Nearly A Week After Atlanta's Cyberattack, Things Are Nowhere Near Normal

City employees started to turn computers back on Tuesday.

A ransomware cyberattack last Thursday forced the city of Atlanta to shut down substantial portions of its city government. Nearly a week later, things still aren’t back to normal as officials piece together the extent of the damage.

Government workers began to turn on their computers and printers yesterday for the first time since the attack effectively held their systems hostage.

“It is expected that some computers will operate as usual and employees will return to normal use,” the Atlanta mayor’s office said in a statement Tuesday. “It is also expected that some computers may be affected or affected in some way and employees will continue using manual or alternative processes. This is part of the City’s ongoing assessment as part of the restoration and recovery process.”

In those instances, employees will have to continue filling out forms by hand, the city’s statement added.

Atlanta has yet to publicly identify the hacker, but it did say the attack was carried out remotely and not by someone with internal access to the network. The so-called ransomware attack has held the network hostage, with the hackers demanding a ransom of $51,000, paid in bitcoin, for its release.

At a press conference Monday, Atlanta Mayor Keisha Lance Bottoms wouldn’t say if the city intended to pay the ransom. “Everything is up for discussion,” she said.

Of the city’s 13 departments, five were forced to operate “manually” or were otherwise impeded since the attack. As a result, residents have been unable to pay water bills and parking tickets online; the court system has been greatly disrupted; the city has been unable to hire anyone; and the Department of Corrections has had to process inmates by hand.
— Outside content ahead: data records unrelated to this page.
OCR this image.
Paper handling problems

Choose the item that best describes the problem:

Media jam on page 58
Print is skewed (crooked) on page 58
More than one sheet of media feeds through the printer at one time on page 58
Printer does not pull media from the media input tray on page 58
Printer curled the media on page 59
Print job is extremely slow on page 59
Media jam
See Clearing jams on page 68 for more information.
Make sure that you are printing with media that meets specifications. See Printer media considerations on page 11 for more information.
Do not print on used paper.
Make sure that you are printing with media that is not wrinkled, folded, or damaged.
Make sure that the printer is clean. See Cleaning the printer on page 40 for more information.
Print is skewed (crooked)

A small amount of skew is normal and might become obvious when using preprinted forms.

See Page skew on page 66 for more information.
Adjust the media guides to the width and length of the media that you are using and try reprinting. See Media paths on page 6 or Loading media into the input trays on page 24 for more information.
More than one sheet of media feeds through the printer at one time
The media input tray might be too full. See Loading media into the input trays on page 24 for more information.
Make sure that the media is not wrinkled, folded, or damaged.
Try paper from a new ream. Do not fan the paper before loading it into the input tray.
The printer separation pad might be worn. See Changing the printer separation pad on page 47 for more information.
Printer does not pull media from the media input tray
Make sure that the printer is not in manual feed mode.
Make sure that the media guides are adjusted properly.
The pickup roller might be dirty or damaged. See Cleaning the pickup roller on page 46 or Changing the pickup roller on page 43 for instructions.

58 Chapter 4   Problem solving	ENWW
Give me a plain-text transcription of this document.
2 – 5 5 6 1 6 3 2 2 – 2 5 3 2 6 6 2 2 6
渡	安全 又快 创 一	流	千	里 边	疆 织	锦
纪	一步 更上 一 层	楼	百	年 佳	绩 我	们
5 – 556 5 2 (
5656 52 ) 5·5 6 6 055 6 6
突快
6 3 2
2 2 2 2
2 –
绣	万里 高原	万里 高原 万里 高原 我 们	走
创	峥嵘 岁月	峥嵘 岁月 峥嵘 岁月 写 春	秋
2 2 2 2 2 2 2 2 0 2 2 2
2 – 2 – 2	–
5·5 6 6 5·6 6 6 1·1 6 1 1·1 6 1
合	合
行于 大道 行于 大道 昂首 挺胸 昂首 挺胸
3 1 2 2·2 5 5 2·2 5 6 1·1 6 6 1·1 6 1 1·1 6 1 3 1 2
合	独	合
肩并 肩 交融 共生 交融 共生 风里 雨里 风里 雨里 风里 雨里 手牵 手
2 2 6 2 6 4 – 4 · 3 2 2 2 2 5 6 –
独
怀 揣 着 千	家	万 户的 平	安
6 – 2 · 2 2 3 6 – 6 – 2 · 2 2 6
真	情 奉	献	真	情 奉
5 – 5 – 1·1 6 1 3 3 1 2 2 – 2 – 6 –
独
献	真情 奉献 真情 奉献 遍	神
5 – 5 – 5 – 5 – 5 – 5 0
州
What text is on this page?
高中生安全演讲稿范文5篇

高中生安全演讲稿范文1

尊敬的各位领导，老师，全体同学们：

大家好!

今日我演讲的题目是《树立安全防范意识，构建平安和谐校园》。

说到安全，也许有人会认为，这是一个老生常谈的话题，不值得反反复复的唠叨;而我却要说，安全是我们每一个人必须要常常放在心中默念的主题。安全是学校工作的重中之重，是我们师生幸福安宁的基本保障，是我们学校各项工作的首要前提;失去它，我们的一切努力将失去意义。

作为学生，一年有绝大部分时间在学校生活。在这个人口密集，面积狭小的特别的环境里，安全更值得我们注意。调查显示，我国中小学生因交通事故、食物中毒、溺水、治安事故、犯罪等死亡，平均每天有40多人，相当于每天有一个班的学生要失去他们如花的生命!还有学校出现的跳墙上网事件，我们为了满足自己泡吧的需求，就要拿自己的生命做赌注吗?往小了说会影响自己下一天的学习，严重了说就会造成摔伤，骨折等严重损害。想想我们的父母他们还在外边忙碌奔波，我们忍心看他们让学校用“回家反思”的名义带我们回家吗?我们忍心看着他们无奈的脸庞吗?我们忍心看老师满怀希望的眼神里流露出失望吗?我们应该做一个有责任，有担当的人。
Atlanta’s Hartsfield-Jackson Airport ― the world’s busiest ― was unaffected by the attack; nevertheless, it’s turned off its wifi “out of an abundance of caution” until the situation is fully resolved.

“The safety and security of our employees and customers remains our top priority,” Mayor Bottoms said in an earlier statement. “We are working around the clock to work through this ransomware cyberattack and we ask for your patience as we implement business continuity measures.”